= Une œuvre de longue haleine
Contrairement à ce que certains croient, cette vaste entreprise n'est née ni avec l'internet (1974) ni avec le web (1993), même si sa version web a beaucoup contribué à la faire connaître. Il s'agit d'un projet de recherche actif depuis plus de cinquante ans.
L'Ethnologue est fondé en 1951 par Richard Pittman, qui est le directeur de publication des sept premières éditions, de 1951 à 1969. À l'origine, son but est de partager les informations glanées sur les langues minoritaires avec ses collègues de SIL International et d'autres linguistes.

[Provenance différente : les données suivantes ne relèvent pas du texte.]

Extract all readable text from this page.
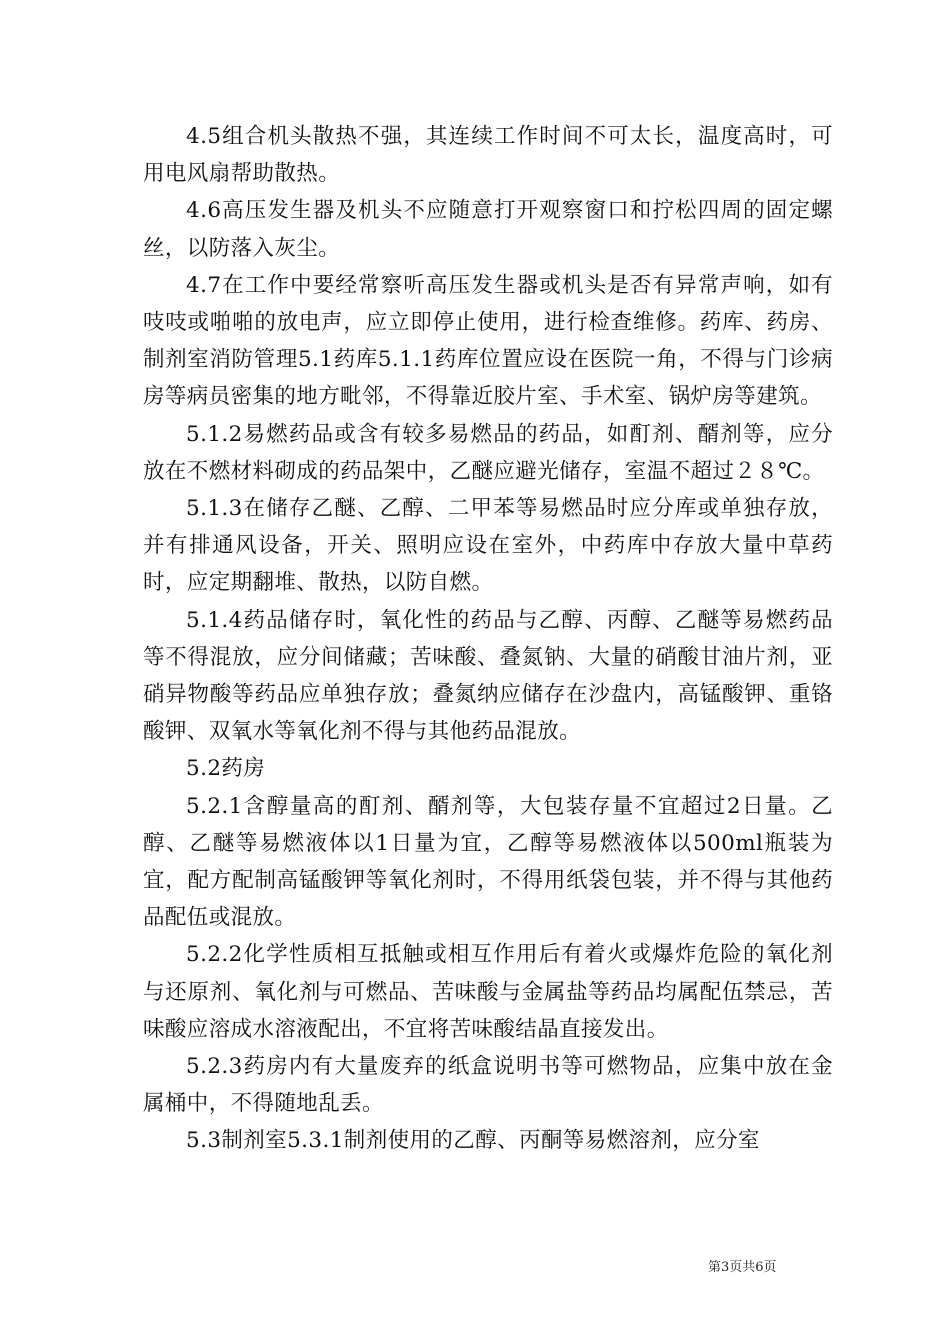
4.5组合机头散热不强，其连续工作时间不可太长，温度高时，可用电风扇帮助散热。

4.6高压发生器及机头不应随意打开观察窗口和拧松四周的固定螺丝，以防落入灰尘。

4.7在工作中要经常察听高压发生器或机头是否有异常声响，如有吱吱或啪啪的放电声，应立即停止使用，进行检查维修。药库、药房、制剂室消防管理5.1药库5.1.1药库位置应设在医院一角，不得与门诊病房等病员密集的地方毗邻，不得靠近胶片室、手术室、锅炉房等建筑。

5.1.2易燃药品或含有较多易燃品的药品，如酊剂、醑剂等，应分放在不燃材料砌成的药品架中，乙醚应避光储存，室温不超过２８℃。

5.1.3在储存乙醚、乙醇、二甲苯等易燃品时应分库或单独存放，并有排通风设备，开关、照明应设在室外，中药库中存放大量中草药时，应定期翻堆、散热，以防自燃。

5.1.4药品储存时，氧化性的药品与乙醇、丙醇、乙醚等易燃药品等不得混放，应分间储藏；苦味酸、叠氮钠、大量的硝酸甘油片剂，亚硝异物酸等药品应单独存放；叠氮纳应储存在沙盘内，高锰酸钾、重铬酸钾、双氧水等氧化剂不得与其他药品混放。

5.2药房

5.2.1含醇量高的酊剂、醑剂等，大包装存量不宜超过2日量。乙醇、乙醚等易燃液体以1日量为宜，乙醇等易燃液体以500ml瓶装为宜，配方配制高锰酸钾等氧化剂时，不得用纸袋包装，并不得与其他药品配伍或混放。

5.2.2化学性质相互抵触或相互作用后有着火或爆炸危险的氧化剂与还原剂、氧化剂与可燃品、苦味酸与金属盐等药品均属配伍禁忌，苦味酸应溶成水溶液配出，不宜将苦味酸结晶直接发出。

5.2.3药房内有大量废弃的纸盒说明书等可燃物品，应集中放在金属桶中，不得随地乱丢。

5.3制剂室5.3.1制剂使用的乙醇、丙酮等易燃溶剂，应分室

第3页共6页
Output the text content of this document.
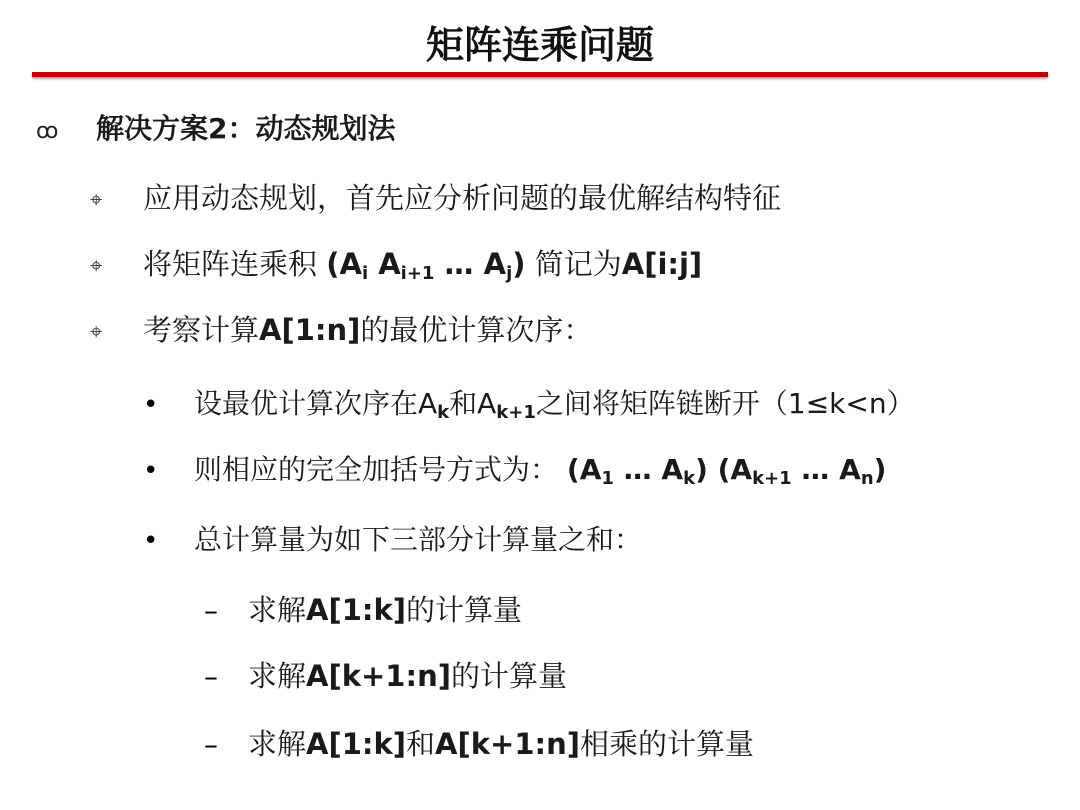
矩阵连乘问题
ꝏ 解决方案2：动态规划法
⌖ 应用动态规划，首先应分析问题的最优解结构特征
⌖ 将矩阵连乘积 ($A_i$ $A_{i+1}$ … $A_j$) 简记为A[i:j]
⌖ 考察计算A[1:n]的最优计算次序：
• 设最优计算次序在$A_k$和$A_{k+1}$之间将矩阵链断开（1≤k<n）
• 则相应的完全加括号方式为： ($A_1$ … $A_k$) ($A_{k+1}$ … $A_n$)
• 总计算量为如下三部分计算量之和：
– 求解A[1:k]的计算量
– 求解A[k+1:n]的计算量
– 求解A[1:k]和A[k+1:n]相乘的计算量
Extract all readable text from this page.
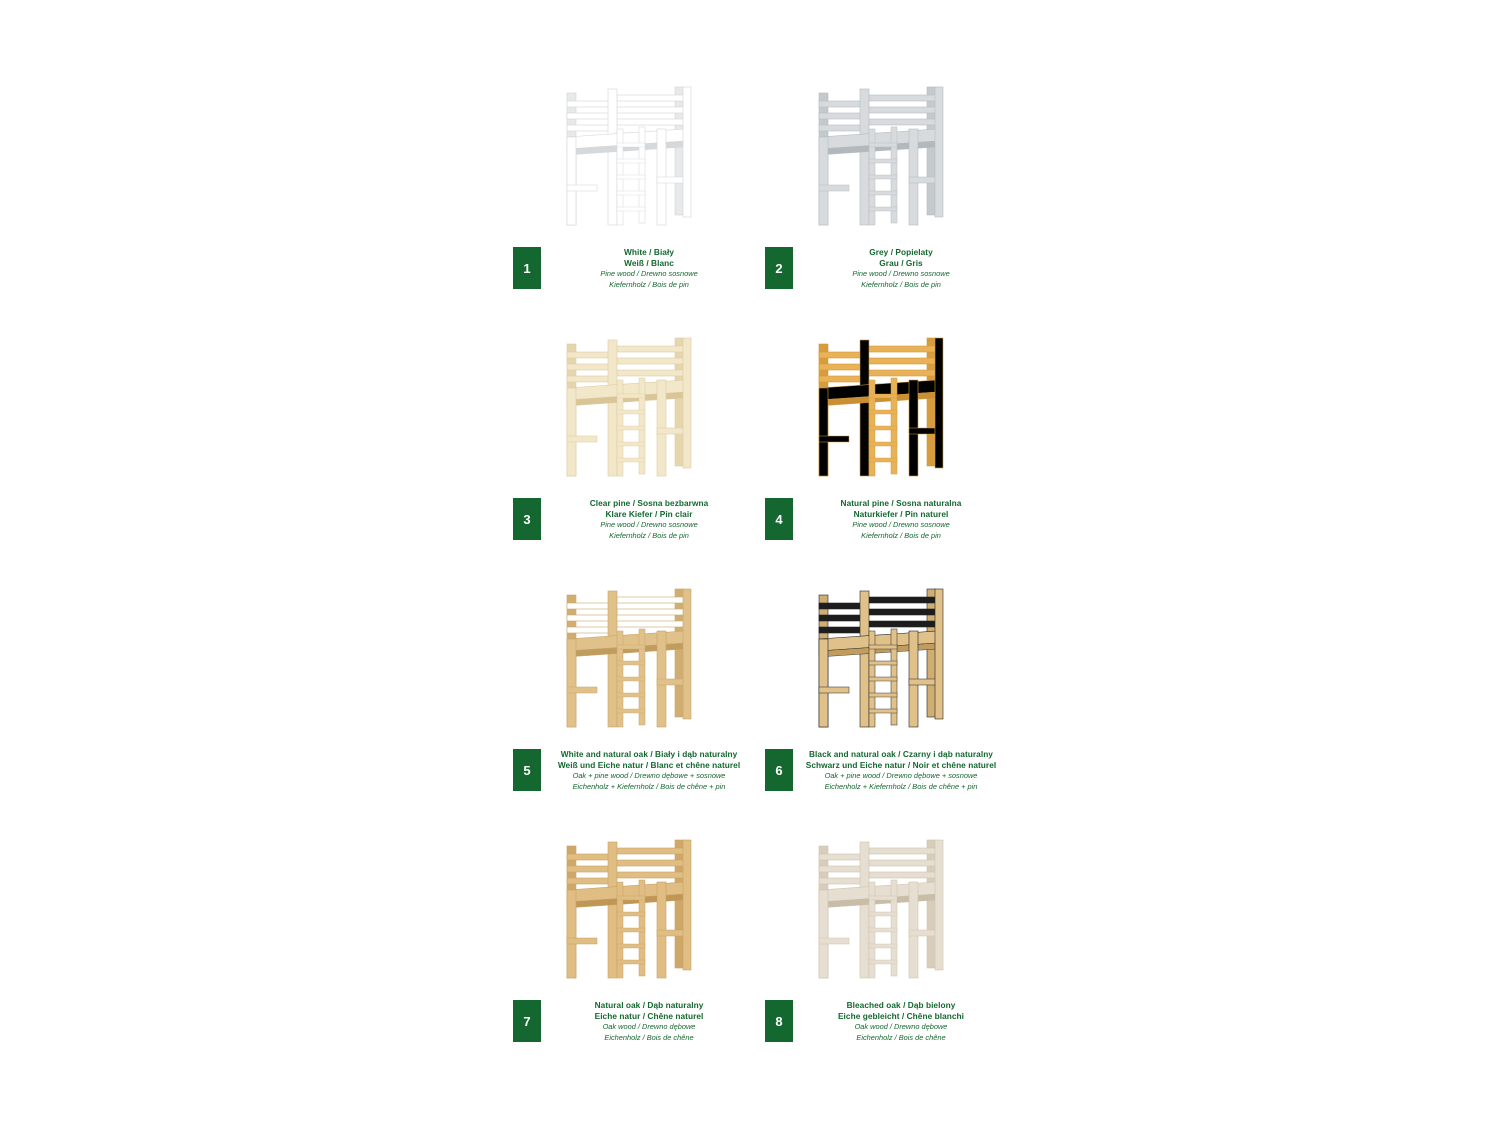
1
White / Biały
Weiß / Blanc
Pine wood / Drewno sosnowe
Kiefernholz / Bois de pin
2
Grey / Popielaty
Grau / Gris
Pine wood / Drewno sosnowe
Kiefernholz / Bois de pin
3
Clear pine / Sosna bezbarwna
Klare Kiefer / Pin clair
Pine wood / Drewno sosnowe
Kiefernholz / Bois de pin
4
Natural pine / Sosna naturalna
Naturkiefer / Pin naturel
Pine wood / Drewno sosnowe
Kiefernholz / Bois de pin
5
White and natural oak / Biały i dąb naturalny
Weiß und Eiche natur / Blanc et chêne naturel
Oak + pine wood / Drewno dębowe + sosnowe
Eichenholz + Kiefernholz / Bois de chêne + pin
6
Black and natural oak / Czarny i dąb naturalny
Schwarz und Eiche natur / Noir et chêne naturel
Oak + pine wood / Drewno dębowe + sosnowe
Eichenholz + Kiefernholz / Bois de chêne + pin
7
Natural oak / Dąb naturalny
Eiche natur / Chêne naturel
Oak wood / Drewno dębowe
Eichenholz / Bois de chêne
8
Bleached oak / Dąb bielony
Eiche gebleicht / Chêne blanchi
Oak wood / Drewno dębowe
Eichenholz / Bois de chêne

L'Ethnologue débute comme un catalogue de langues minoritaires avant de prendre de l'ampleur au fil des ans.
Barbara Grimes est la directrice de publication des sept éditions suivantes, de la 8e à la 14e, entre 1971 à 2000. À partir de 1971, le champ des informations s'élargit pour ne plus concerner seulement les langues minoritaires, mais pour englober aussi peu à peu toutes les langues vivantes connues dans le monde. Entre 1967 et 1973, Barbara Grimes révise d'abord en profondeur toutes les informations disponibles sur les langues d'Afrique, des Amériques, du Pacifique et de quelques pays d'Asie. Pendant ses années comme directrice de publication, entre 1971 et 2000, le nombre de langues recensées passe de 4.493 à 6.809, et les informations disponibles pour chaque langue sont elles-mêmes plus complètes, si bien que l'encyclopédie triple de taille.
En 2000, Raymond Gordon Jr. devient le troisième directeur de publication de l'Ethnologue et produit la 15e édition (2005). Il cède ensuite la place à Paul Lewis, aidé de Conrad Hurd pour la gestion de la base de données et de Raymond Gordon pour la direction des équipes nationales et linguistiques sur le terrain.
Dans l'introduction de la 16e édition (2009), on peut lire ceci : «La manière dont chacun choisit de définir une langue dépend des motifs qu'on a d'identifier cette langue comme étant distincte d'une autre. Certains basent la définition d'une langue sur des raisons purement linguistiques. D'autres reconnaissent la nécessité de prendre également en compte des facteurs sociaux, culturels ou politiques. En outre, les locuteurs d'une langue donnée ont souvent leurs propres critères sur l'appropriation d'une langue comme étant la leur. Ces critères sont souvent bien davantage liés à des questions de patrimoine et d'identité qu'aux traits linguistiques de la langue ou des langues en question.»
= La codification des langues
Comme expliqué dans l'introduction de la 16e édition (2009), une caractéristique de la base de données de l'Ethnologue est un système de codification des langues au moyen de trois lettres (par exemple FRA pour la France), ce depuis sa création. Cette codification est incluse dans l'encyclopédie elle-même à partir de la 10e édition (1984).
L'Organisation internationale de normalisation (ISO) adopte pour sa part la norme ISO 639-2 en 1998. Cette norme, qui codifie également chaque langue au moyen de trois lettres, est une convergence de la norme ISO 639-1 (un ancien standard de deux lettres pour chaque langue, adopté en 1988) et de la norme ANSI Z39.53 (les codes de langues MARC, trois lettres pour chaque langue, développés par les bibliothèques américaines et adoptés en tant que norme nationale en 1987).
La norme ISO 639-2 (1998) devient vite insuffisante puisqu'elle codifie moins de 400 langues individuelles. En 2002, l'ISO invite donc SIL International à établir une nouvelle norme permettant d'harmoniser les codes utilisés dans l'Ethnologue avec les codes de la norme ISO, en y intégrant aussi les codes des langues mortes utilisés par la Linguist List, une grande liste de diffusion à destination des linguistes.